Drugs metabolized by CYP3A4
In vitro, desvenlafaxine does not inhibit or induce the CYP3A4 isozyme. In a clinical study, desvenlafaxine (400 mg daily) was co-administered with a single 4 mg dose of midazolam (a CYP3A4 substrate). The AUC and Cmax of midazolam decreased by approximately 31% and 16%, respectively. In a second study, desvenlafaxine 50 mg daily was co-administered with a single 4 mg dose of midazolam. The AUC and Cmax of midazolam decreased by approximately 29% and 14%, respectively. Concomitant use of desvenlafaxine with a drug metabolized by CYP3A4 may result in lower exposure to that drug.
Drugs metabolized by a combination of both CYP2D6 and CYP3A4
Clinical studies with aripiprazole and tamoxifen suggest that desvenlafaxine at twice the recommended dose (100 mg daily) does not have a clinically relevant effect on drugs metabolized by a combination of both CYP2D6 and CYP3A4 enzymes.
Desvenlafaxine succinate was studied at a dose of 100 mg daily in conjunction with a single 5 mg dose of aripiprazole, a CYP2D6 and CYP3A4 substrate metabolized to the active metabolite dehydroaripiprazole.
A single 40 mg dose of tamoxifen, which is metabolized to active metabolites 4-hydroxy-tamoxifen and endoxifen by CYP2D6 and CYP3A4, was also studied in conjunction with desvenlafaxine succinate (100 mg daily).
Drugs metabolized by CYP1A2, 2A6, 2C8, 2C9 and 2C19
In vitro, desvenlafaxine does not inhibit CYP1A2, 2A6, 2C8, 2C9, and 2C19 isozymes and would not be expected to affect the pharmacokinetics of drugs that are metabolized by these CYP isozymes.
There are no clinical data establishing the risks and/or benefits of electroconvulsive therapy combined with PRISTIQ treatment for MDD.
In vitro, desvenlafaxine is not a substrate or an inhibitor for the P-glycoprotein transporter. The pharmacokinetics of desvenlafaxine are unlikely to be affected by drugs that inhibit the P-glycoprotein transporter and desvenlafaxine is not likely to affect the pharmacokinetics of drugs that are substrates of the P-glycoprotein transporter.
Food does not alter the bioavailability of desvenlafaxine.
St. John’s Wort
In common with SSRI’s, pharmacodynamic interactions between PRISTIQ and the herbal remedy St. John’s Wort may occur and may result in an increase in undesirable effects (see DRUG INTERACTIONS, Serotonin Syndrome).
False positive urine immunoassay screening tests for phencyclidine (PCP) and amphetamine have been reported in patients taking PRISTIQ. This is due to lack of specificity of the screening tests. False positive test results may be expected for several days following discontinuation of PRISTIQ therapy. Confirmatory tests, such as gas chromatography/mass spectrometry, will distinguish PRISTIQ from PCP and amphetamine.

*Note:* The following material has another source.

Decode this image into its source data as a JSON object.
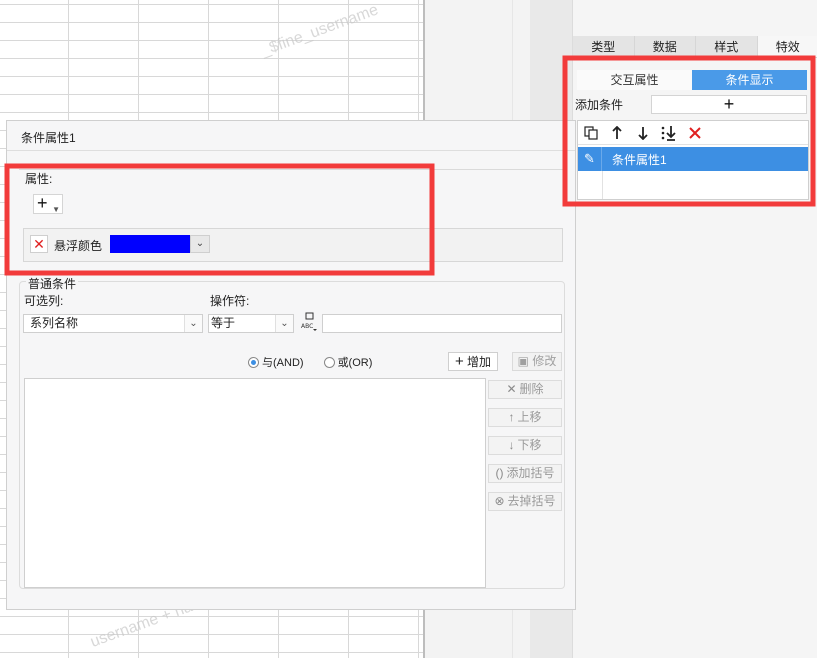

As with all CNS-active drugs, patients should be advised to avoid alcohol consumption while taking desvenlafaxine succinate.
Interference with Cognitive and Motor Performance
A clinical study that assessed the effects of desvenlafaxine on behavioral performance of healthy individuals did not reveal clinically significant impairment of psychomotor, cognitive, or complex behavior performance. However, since any CNS-active drug may impair judgment, thinking, or motor skills, patients should be cautioned about operating hazardous machinery, including automobiles, until they are reasonably certain that PRISTIQ therapy does not adversely affect their ability to engage in such activities.